Я вспомнил про чемодан. Он лежал в шкафу, чужой, покалеченный, с вырванным жалом и уже не опасный. Но он лежал там и таил в себе что-то неведомое, какие-то брошенные в спешке вещи, являвшиеся более или менее важными деталями жизни его владельца. Он стал как бы живым существом, связанным со мной. Отрезок чьей-то жизни покоился в моем шкафу. Я здорово зацепился за эту жизнь, поскольку меня ведь чуть было не шлепнули. И мне вдруг почудилось, что я не одинок, что некий доброжелательный недоброжелатель затаился в моей квартире. Следовало извлечь его на свет божий, приглядеться к нему, порешить дело. Но как? Уж очень неконкретное было дело.

Я извлек чемодан из шкафа и поставил его на стол. Сверху оказалась рубашка с отпечатавшимся на ней силуэтом револьвера. Я торопливо разгладил ее, что было бессмыслицей, так как рубашку я тут же вынул. Под ней были весьма странные вещи: разбитая чашка и кулек с рассыпавшимся сахаром, зубная паста, фотография папы римского с дарственной надписью архиепископу реймсскому, каковым Э. Д. скорее всего не являлся, томик стихов Поля Валери, три пачки сигарет «Голуаз», одну из них я вскрыл, достал сигарету и закурил. Какие-то циркуляры, письмо на розовой бумаге без конверта, пластинка с песнями Фогга, лиловые конфеты, вешалка, один лаковый башмак, лупа, теннисный мяч, женская фотография в серебряной оправе, печати и штемпельная подушка. Остальное место в чемодане занимали какие-то книжечки, оказавшиеся французскими паспортами. Все это вместе казалось неодушевленным и обезличенным, хаотичным и случайным, из всего этого возникала скорее картина панического страха, нежели образ человеческой индивидуальности. Чемодан разочаровал меня. Он не заполнил пустоты в моей душе, на что я втайне рассчитывал. Я взял в руки письмо на розовой бумаге.
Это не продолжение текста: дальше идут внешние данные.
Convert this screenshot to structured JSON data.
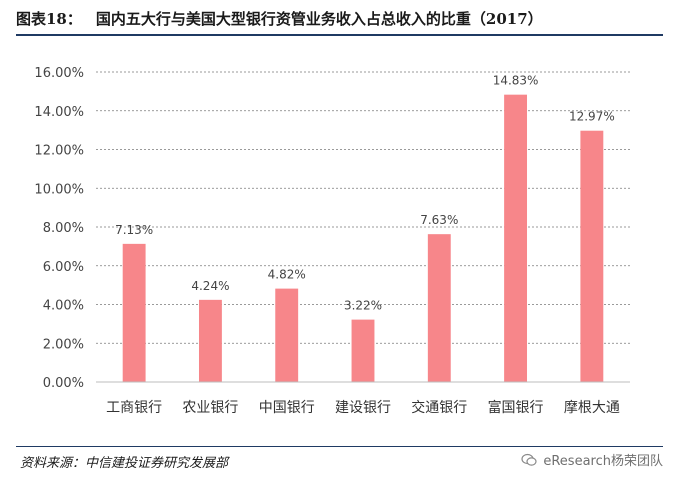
{
  "figure": {
    "label": "图表18：",
    "title": "国内五大行与美国大型银行资管业务收入占总收入的比重（2017）",
    "source": "资料来源：中信建投证券研究发展部",
    "watermark": "eResearch杨荣团队"
  },
  "chart_data": {
    "type": "bar",
    "title": "国内五大行与美国大型银行资管业务收入占总收入的比重（2017）",
    "categories": [
      "工商银行",
      "农业银行",
      "中国银行",
      "建设银行",
      "交通银行",
      "富国银行",
      "摩根大通"
    ],
    "values": [
      7.13,
      4.24,
      4.82,
      3.22,
      7.63,
      14.83,
      12.97
    ],
    "value_labels": [
      "7.13%",
      "4.24%",
      "4.82%",
      "3.22%",
      "7.63%",
      "14.83%",
      "12.97%"
    ],
    "y_ticks": [
      "0.00%",
      "2.00%",
      "4.00%",
      "6.00%",
      "8.00%",
      "10.00%",
      "12.00%",
      "14.00%",
      "16.00%"
    ],
    "ylim": [
      0,
      16
    ],
    "xlabel": "",
    "ylabel": "",
    "grid": true,
    "bar_color": "#f7868a"
  }
}
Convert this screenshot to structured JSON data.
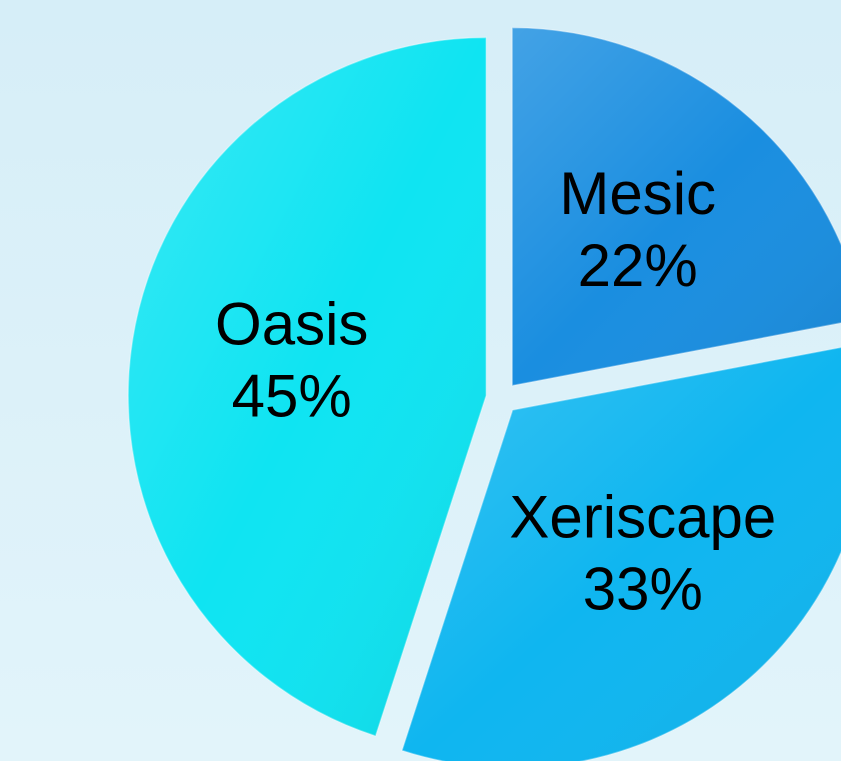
{
  "chart_data": {
    "type": "pie",
    "categories": [
      "Mesic",
      "Xeriscape",
      "Oasis"
    ],
    "values": [
      22,
      33,
      45
    ],
    "value_labels": [
      "22%",
      "33%",
      "45%"
    ],
    "colors": [
      "#1a8ee0",
      "#0fb6f0",
      "#0fe4f2"
    ]
  }
}
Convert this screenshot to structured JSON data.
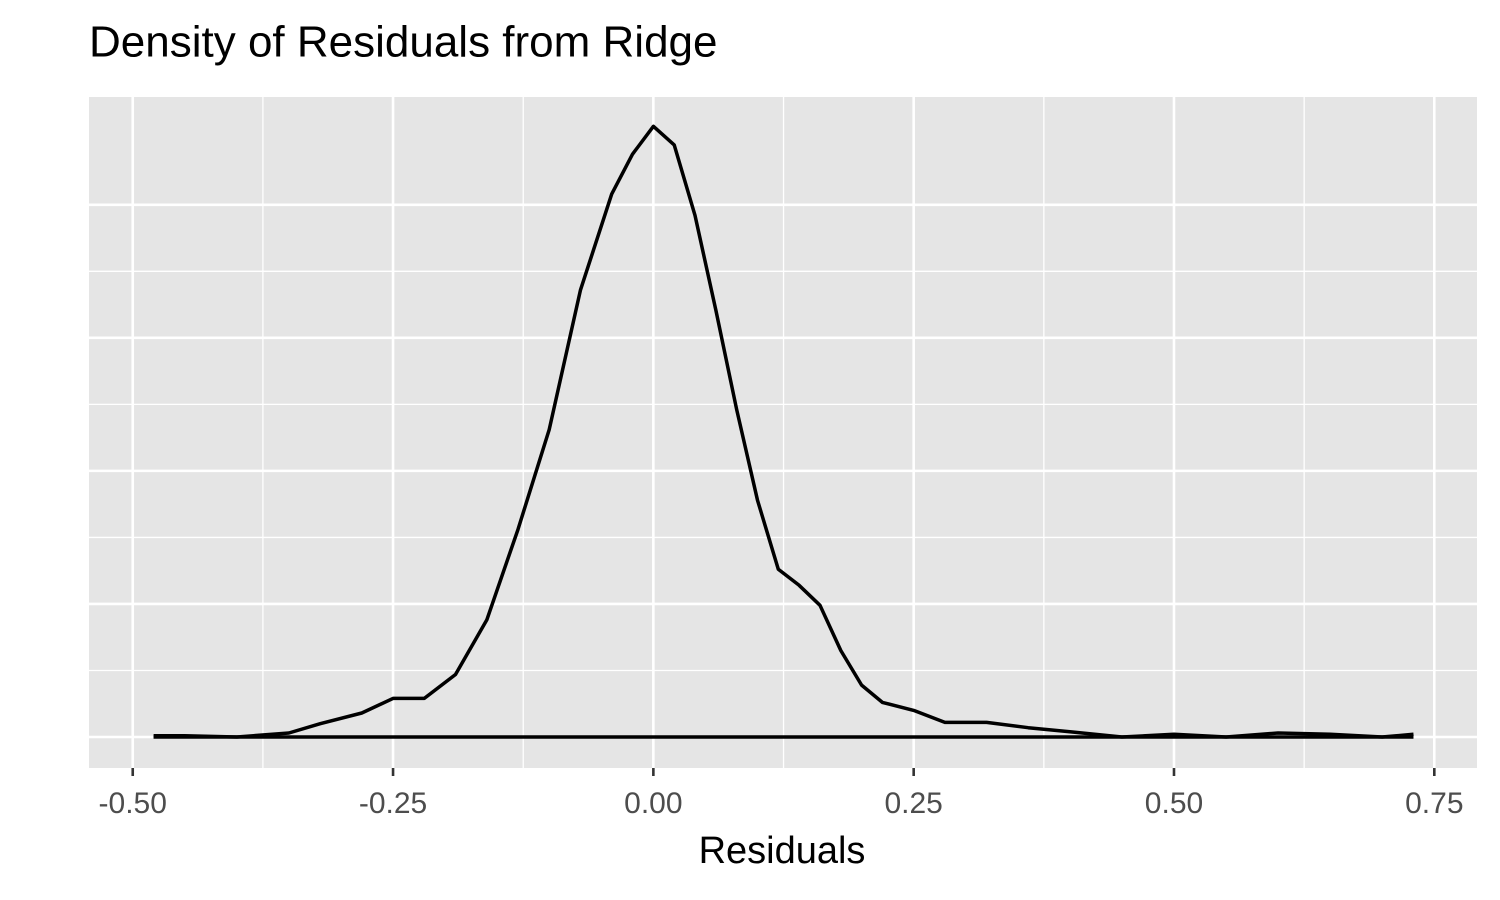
{
  "chart_data": {
    "type": "density",
    "title": "Density of Residuals from Ridge",
    "x_label": "Residuals",
    "x": [
      -0.48,
      -0.45,
      -0.4,
      -0.35,
      -0.32,
      -0.28,
      -0.25,
      -0.22,
      -0.19,
      -0.16,
      -0.13,
      -0.1,
      -0.07,
      -0.04,
      -0.02,
      0.0,
      0.02,
      0.04,
      0.06,
      0.08,
      0.1,
      0.12,
      0.14,
      0.16,
      0.18,
      0.2,
      0.22,
      0.25,
      0.28,
      0.32,
      0.36,
      0.4,
      0.45,
      0.5,
      0.55,
      0.6,
      0.65,
      0.7,
      0.73
    ],
    "values": [
      0.01,
      0.01,
      0,
      0.03,
      0.1,
      0.18,
      0.29,
      0.29,
      0.47,
      0.88,
      1.56,
      2.31,
      3.36,
      4.08,
      4.38,
      4.59,
      4.45,
      3.92,
      3.21,
      2.46,
      1.78,
      1.26,
      1.14,
      0.99,
      0.65,
      0.39,
      0.26,
      0.2,
      0.11,
      0.11,
      0.07,
      0.04,
      0,
      0.02,
      0,
      0.03,
      0.02,
      0,
      0.02
    ],
    "color": "#000000",
    "panel_color": "#e5e5e5",
    "xlim": [
      -0.542,
      0.791
    ],
    "ylim": [
      -0.233,
      4.81
    ],
    "xticks": [
      {
        "value": -0.5,
        "label": "-0.50"
      },
      {
        "value": -0.25,
        "label": "-0.25"
      },
      {
        "value": 0,
        "label": "0.00"
      },
      {
        "value": 0.25,
        "label": "0.25"
      },
      {
        "value": 0.5,
        "label": "0.50"
      },
      {
        "value": 0.75,
        "label": "0.75"
      }
    ],
    "yticks": [
      0,
      1,
      2,
      3,
      4
    ],
    "show_y_tick_labels": false,
    "grid": true
  }
}
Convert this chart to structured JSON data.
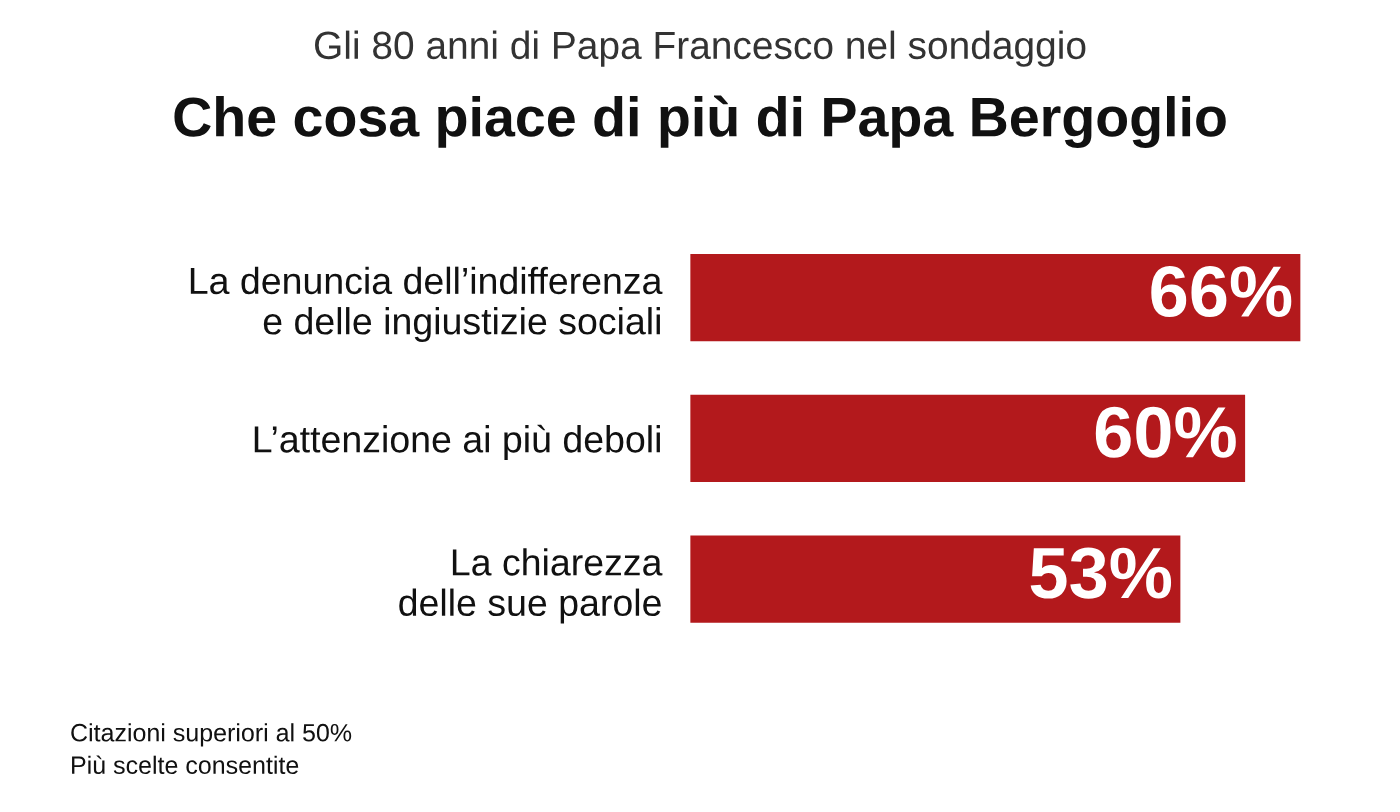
{
  "chart_data": {
    "type": "bar",
    "orientation": "horizontal",
    "subtitle": "Gli 80 anni di Papa Francesco nel sondaggio",
    "title": "Che cosa piace di più di Papa Bergoglio",
    "categories": [
      "La denuncia dell’indifferenza\ne delle ingiustizie sociali",
      "L’attenzione ai più deboli",
      "La chiarezza\ndelle sue parole"
    ],
    "values": [
      66,
      60,
      53
    ],
    "value_labels": [
      "66%",
      "60%",
      "53%"
    ],
    "color": "#b3191c",
    "xlim": [
      0,
      66
    ],
    "tick_labels": "y",
    "grid": false,
    "legend": false,
    "annotations": [
      "Citazioni superiori al 50%",
      "Più scelte consentite"
    ]
  }
}
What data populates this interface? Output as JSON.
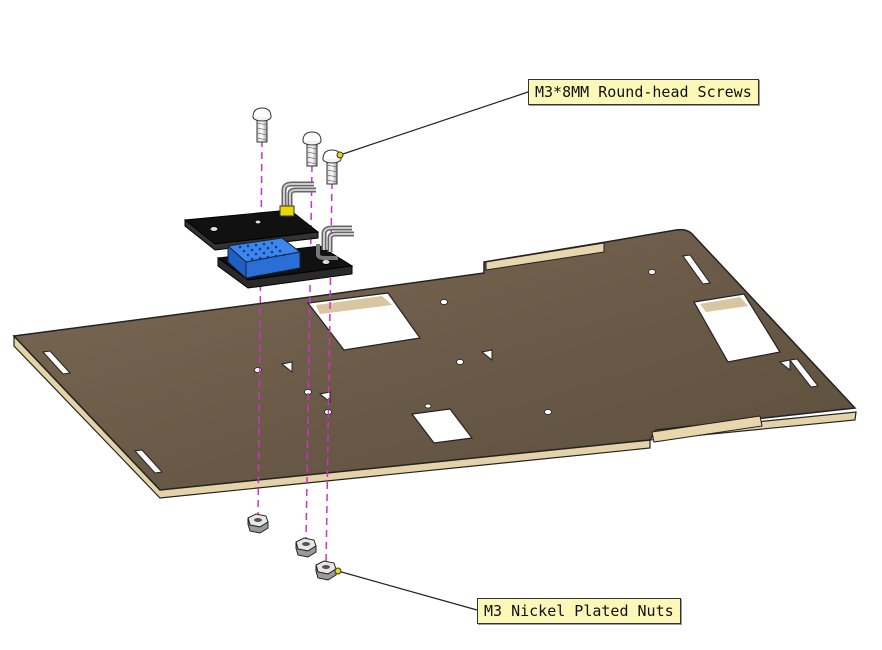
{
  "callouts": {
    "screws": "M3*8MM Round-head Screws",
    "nuts": "M3 Nickel Plated Nuts"
  },
  "colors": {
    "board": "#6e5d4a",
    "board_edge": "#e2cfa6",
    "sensor": "#2a6fd8",
    "callout_bg": "#fbf8b8",
    "guide": "#cc33cc"
  }
}
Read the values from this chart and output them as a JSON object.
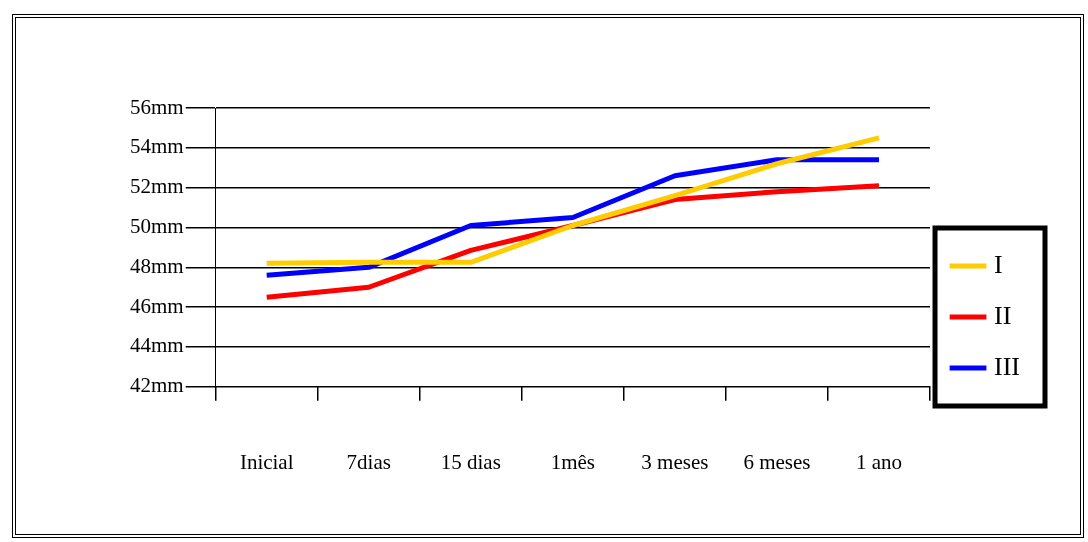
{
  "chart_data": {
    "type": "line",
    "categories": [
      "Inicial",
      "7dias",
      "15 dias",
      "1mês",
      "3 meses",
      "6 meses",
      "1 ano"
    ],
    "series": [
      {
        "name": "I",
        "color": "#ffcc00",
        "values": [
          48.2,
          48.25,
          48.25,
          50.1,
          51.6,
          53.2,
          54.5
        ]
      },
      {
        "name": "II",
        "color": "#ff0000",
        "values": [
          46.5,
          47.0,
          48.85,
          50.1,
          51.4,
          51.8,
          52.1
        ]
      },
      {
        "name": "III",
        "color": "#0000ff",
        "values": [
          47.6,
          48.0,
          50.1,
          50.5,
          52.6,
          53.4,
          53.4
        ]
      }
    ],
    "ylim": [
      42,
      56
    ],
    "yticks": [
      {
        "value": 42,
        "label": "42mm"
      },
      {
        "value": 44,
        "label": "44mm"
      },
      {
        "value": 46,
        "label": "46mm"
      },
      {
        "value": 48,
        "label": "48mm"
      },
      {
        "value": 50,
        "label": "50mm"
      },
      {
        "value": 52,
        "label": "52mm"
      },
      {
        "value": 54,
        "label": "54mm"
      },
      {
        "value": 56,
        "label": "56mm"
      }
    ],
    "grid": "y",
    "legend": "right",
    "marker": "none",
    "line_style": "solid"
  }
}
«Mon cher, mon très très cher…» [12]

Звучало это очень нежно. Розовое письмо. Я понюхал его: странный, прелестный, хотя и неопределенный запах. Быть может, от письма веяло ароматом женщины на прогулке по утренней росе или чем-то в этом роде. Впрочем, далее там и в самом деле шла речь об утренней прогулке. Французский я знал превосходно. Немецкий с пятого на десятое, поскольку жил в Цоппоте, а французский блестяще, благодаря бонне-француженке, которую родители нам, детям, наняли из снобизма. Однажды я застукал отца с нашей бонной на кушетке. Для меня это имело роковые последствия: я привык молча и лицемерно брать взятки. Отец перестраховывался, не будучи на сто процентов уверенным, что я накрыл его, а я всячески этим пользовался.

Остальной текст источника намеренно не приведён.